Полная версия:
Неподвластный феномен
– Скажите честно, Андрей Николаевич, вы планируете заполнить Кошкин Дом доверху?
Андрей с готовностью оторвался от записей. Прищурился, изучая автожектор с кошачьими мозгами.
– А у тебя есть кошка, Тит?
– Нет, пока еще нет.
– Тогда не отвлекайся.
– Да, конечно. Вы включали сегодня Волнорез?
– Что ж, Тит, справедливый вопрос. И почему я до сих пор этого не сделал?

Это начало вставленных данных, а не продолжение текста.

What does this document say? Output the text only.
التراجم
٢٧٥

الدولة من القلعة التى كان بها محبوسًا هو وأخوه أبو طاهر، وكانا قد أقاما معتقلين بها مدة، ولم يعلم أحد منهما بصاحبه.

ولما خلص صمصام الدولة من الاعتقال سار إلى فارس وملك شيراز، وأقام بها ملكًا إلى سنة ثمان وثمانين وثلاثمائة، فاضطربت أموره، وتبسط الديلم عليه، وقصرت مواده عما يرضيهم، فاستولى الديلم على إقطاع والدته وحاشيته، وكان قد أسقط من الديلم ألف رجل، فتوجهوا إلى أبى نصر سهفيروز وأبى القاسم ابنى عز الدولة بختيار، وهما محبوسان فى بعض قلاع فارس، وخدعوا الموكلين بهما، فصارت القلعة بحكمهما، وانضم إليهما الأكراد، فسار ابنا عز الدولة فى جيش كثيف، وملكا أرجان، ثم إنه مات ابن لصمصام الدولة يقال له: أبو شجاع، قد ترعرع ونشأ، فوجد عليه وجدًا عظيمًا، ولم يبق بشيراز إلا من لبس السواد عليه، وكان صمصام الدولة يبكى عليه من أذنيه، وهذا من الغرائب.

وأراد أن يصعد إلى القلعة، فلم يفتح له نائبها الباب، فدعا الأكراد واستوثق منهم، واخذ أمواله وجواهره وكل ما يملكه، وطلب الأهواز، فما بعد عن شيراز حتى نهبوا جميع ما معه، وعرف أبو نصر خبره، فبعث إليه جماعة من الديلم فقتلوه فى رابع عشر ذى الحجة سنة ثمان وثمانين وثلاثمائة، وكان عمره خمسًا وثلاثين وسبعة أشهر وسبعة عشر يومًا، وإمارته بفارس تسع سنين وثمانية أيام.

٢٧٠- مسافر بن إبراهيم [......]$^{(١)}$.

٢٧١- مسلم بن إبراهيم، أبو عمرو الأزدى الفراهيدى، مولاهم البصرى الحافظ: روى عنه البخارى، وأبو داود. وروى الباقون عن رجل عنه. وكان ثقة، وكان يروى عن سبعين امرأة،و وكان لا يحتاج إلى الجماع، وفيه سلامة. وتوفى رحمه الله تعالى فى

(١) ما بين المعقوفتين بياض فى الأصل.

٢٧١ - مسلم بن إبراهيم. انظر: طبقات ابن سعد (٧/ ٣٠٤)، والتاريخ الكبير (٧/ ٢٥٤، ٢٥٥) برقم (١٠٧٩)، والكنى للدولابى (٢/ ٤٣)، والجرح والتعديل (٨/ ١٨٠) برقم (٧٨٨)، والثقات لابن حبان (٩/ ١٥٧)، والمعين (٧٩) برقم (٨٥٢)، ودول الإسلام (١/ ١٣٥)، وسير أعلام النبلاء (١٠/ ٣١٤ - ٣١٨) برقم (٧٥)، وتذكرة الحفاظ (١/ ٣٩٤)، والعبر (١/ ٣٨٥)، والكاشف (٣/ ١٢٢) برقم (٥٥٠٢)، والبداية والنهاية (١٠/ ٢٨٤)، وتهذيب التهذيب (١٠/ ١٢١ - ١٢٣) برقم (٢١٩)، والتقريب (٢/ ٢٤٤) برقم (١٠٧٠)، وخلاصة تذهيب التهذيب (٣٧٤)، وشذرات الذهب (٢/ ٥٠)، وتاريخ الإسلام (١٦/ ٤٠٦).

Волнорез находился у восточной стены и представлял собой экспериментальную модель энцефалографа, позволяющего считывать неинвазивным методом биоэлектрическую активность головного мозга. Проще говоря, Волнорез мог обнаружить любое живое существо, включая мозги в автожекторах, и прочитать его. Последнее особенно пугало Тита.
Радиус действия Волнореза был ограничен, но для этой части острова его возможностей вполне хватало. Наспех сделав несколько пометок в планшете, Тит поспешил к восточной стене. Андрей как раз вглядывался в экран Волнореза.
– Так, Тит, давай-ка посмотрим на улов. Вот в радиусе пяти метров находятся два высокоразвитых мозга. У одного из них регистрируется повышение бета-ритма, что может свидетельствовать о тревоге и смущении.
– Ну, Андрей Николаевич!
– Чем занимается Мона?
– Это не честно, – пробормотал Тит. – Вы и без прибора знаете, что она мне нравится. Что ж в этом такого?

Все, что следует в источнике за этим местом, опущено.